Autoresearch is revolutionary because it addresses two critical challenges simultaneously. Firstly, it automates parts of the knowledge-production process, making it more efficient and accessible. Secondly, it solves the agent control problem, ensuring that AI remains focused on the task at hand. Often, AI systems can drift if given an open-ended brief or if optimized for the wrong metrics. Autoresearch prevents this by design, as it keeps the AI on track with the human's strategic direction.
The human sets the destination, while Autoresearch manages the execution, much like a self-driving car where the driver decides the route, and the vehicle handles the driving. This balance between human guidance and AI execution is key to harnessing the full potential of AI without losing control.
Recognizing the broader applicability of Autoresearch, Andrej Karpathy spent the last month adapting it for knowledge work beyond machine learning. His goal was to create a system that could run structured, low-cost experiments on the kinds of decisions teams make weekly. He named this version AutoBeta and made the full playbook and skills available to paying members.

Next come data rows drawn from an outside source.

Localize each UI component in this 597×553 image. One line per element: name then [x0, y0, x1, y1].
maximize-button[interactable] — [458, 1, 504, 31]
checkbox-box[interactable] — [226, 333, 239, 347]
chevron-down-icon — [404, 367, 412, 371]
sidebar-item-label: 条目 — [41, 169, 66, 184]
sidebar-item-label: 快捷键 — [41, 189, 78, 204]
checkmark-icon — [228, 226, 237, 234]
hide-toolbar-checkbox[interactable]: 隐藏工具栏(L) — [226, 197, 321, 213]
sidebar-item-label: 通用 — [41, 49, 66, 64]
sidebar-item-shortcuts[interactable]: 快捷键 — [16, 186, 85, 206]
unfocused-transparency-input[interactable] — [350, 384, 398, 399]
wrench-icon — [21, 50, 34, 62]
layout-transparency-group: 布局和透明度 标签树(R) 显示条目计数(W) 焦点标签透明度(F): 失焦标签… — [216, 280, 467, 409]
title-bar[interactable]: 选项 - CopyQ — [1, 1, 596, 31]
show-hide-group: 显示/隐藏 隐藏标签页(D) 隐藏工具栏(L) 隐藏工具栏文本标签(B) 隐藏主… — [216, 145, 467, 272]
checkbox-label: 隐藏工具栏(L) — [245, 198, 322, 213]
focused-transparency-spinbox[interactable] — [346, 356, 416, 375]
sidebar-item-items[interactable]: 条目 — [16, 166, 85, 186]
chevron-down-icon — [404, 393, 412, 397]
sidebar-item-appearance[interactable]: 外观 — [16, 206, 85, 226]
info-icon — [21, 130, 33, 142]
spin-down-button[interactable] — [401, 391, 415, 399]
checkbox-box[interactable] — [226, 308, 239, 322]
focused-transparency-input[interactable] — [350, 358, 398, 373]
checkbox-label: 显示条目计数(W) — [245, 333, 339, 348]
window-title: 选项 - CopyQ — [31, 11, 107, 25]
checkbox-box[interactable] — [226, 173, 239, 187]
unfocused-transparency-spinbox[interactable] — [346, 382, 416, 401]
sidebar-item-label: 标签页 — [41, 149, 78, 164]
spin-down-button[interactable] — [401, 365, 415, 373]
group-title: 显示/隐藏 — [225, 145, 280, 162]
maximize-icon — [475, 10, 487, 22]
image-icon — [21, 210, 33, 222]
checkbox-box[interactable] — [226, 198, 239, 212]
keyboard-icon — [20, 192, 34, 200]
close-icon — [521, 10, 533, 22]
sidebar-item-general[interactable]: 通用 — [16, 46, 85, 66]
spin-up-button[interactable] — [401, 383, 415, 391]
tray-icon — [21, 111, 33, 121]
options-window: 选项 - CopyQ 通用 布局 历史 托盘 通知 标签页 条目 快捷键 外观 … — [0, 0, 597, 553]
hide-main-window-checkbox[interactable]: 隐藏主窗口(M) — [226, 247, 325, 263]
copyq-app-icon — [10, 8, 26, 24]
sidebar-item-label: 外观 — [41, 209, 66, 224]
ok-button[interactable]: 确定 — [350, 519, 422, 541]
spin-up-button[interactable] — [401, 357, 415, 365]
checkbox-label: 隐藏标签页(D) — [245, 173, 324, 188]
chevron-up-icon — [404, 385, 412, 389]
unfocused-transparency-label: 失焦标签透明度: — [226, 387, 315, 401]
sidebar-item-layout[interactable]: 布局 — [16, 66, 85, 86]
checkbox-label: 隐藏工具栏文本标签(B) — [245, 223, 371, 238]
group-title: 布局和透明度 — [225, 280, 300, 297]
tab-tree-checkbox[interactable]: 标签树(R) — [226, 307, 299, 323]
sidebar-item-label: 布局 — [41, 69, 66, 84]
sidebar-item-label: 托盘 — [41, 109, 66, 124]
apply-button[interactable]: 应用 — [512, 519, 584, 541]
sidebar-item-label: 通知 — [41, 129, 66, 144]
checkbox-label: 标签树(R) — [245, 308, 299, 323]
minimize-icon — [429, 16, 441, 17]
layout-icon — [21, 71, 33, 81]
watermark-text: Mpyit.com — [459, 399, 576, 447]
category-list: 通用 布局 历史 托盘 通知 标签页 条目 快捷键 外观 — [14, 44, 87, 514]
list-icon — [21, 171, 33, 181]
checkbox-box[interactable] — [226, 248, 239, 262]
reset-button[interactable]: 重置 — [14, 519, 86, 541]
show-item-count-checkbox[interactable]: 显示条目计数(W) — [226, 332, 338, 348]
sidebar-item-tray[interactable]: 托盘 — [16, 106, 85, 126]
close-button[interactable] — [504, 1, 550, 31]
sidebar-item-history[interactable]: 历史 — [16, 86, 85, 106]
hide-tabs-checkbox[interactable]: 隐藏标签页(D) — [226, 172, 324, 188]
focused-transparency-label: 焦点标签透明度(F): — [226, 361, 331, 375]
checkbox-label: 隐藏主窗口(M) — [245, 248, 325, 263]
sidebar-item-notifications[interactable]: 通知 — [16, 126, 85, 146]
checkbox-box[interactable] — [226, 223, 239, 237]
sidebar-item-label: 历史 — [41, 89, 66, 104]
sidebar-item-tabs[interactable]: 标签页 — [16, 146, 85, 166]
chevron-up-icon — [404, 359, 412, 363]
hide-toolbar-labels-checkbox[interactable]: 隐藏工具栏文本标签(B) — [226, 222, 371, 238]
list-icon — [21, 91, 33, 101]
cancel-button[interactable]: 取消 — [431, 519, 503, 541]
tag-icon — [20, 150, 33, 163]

The measurement problem, which often plagues AI experiments, is also addressed by Autoresearch. By providing a clear, iterative process of hypothesis, testing, scoring, and iteration, Autoresearch ensures that progress is measurable and consistent. This approach not only streamlines the experimentation process but also enhances the reliability of the results.
In conclusion, Autoresearch represents a paradigm shift in how we approach AI and knowledge production. By automating parts of the process and ensuring agent control, it democratizes access to powerful AI tools. The ability to apply Autoresearch beyond machine learning opens up new possibilities for various industries and teams, enabling them to make data-driven decisions more efficiently. As Andrej Karpathy continues to refine and expand AutoBeta, the potential for transforming knowledge work and AI applications becomes increasingly clear. The future of AI is not just about building smarter models, but about creating the right tools to make those models useful and accessible to everyone.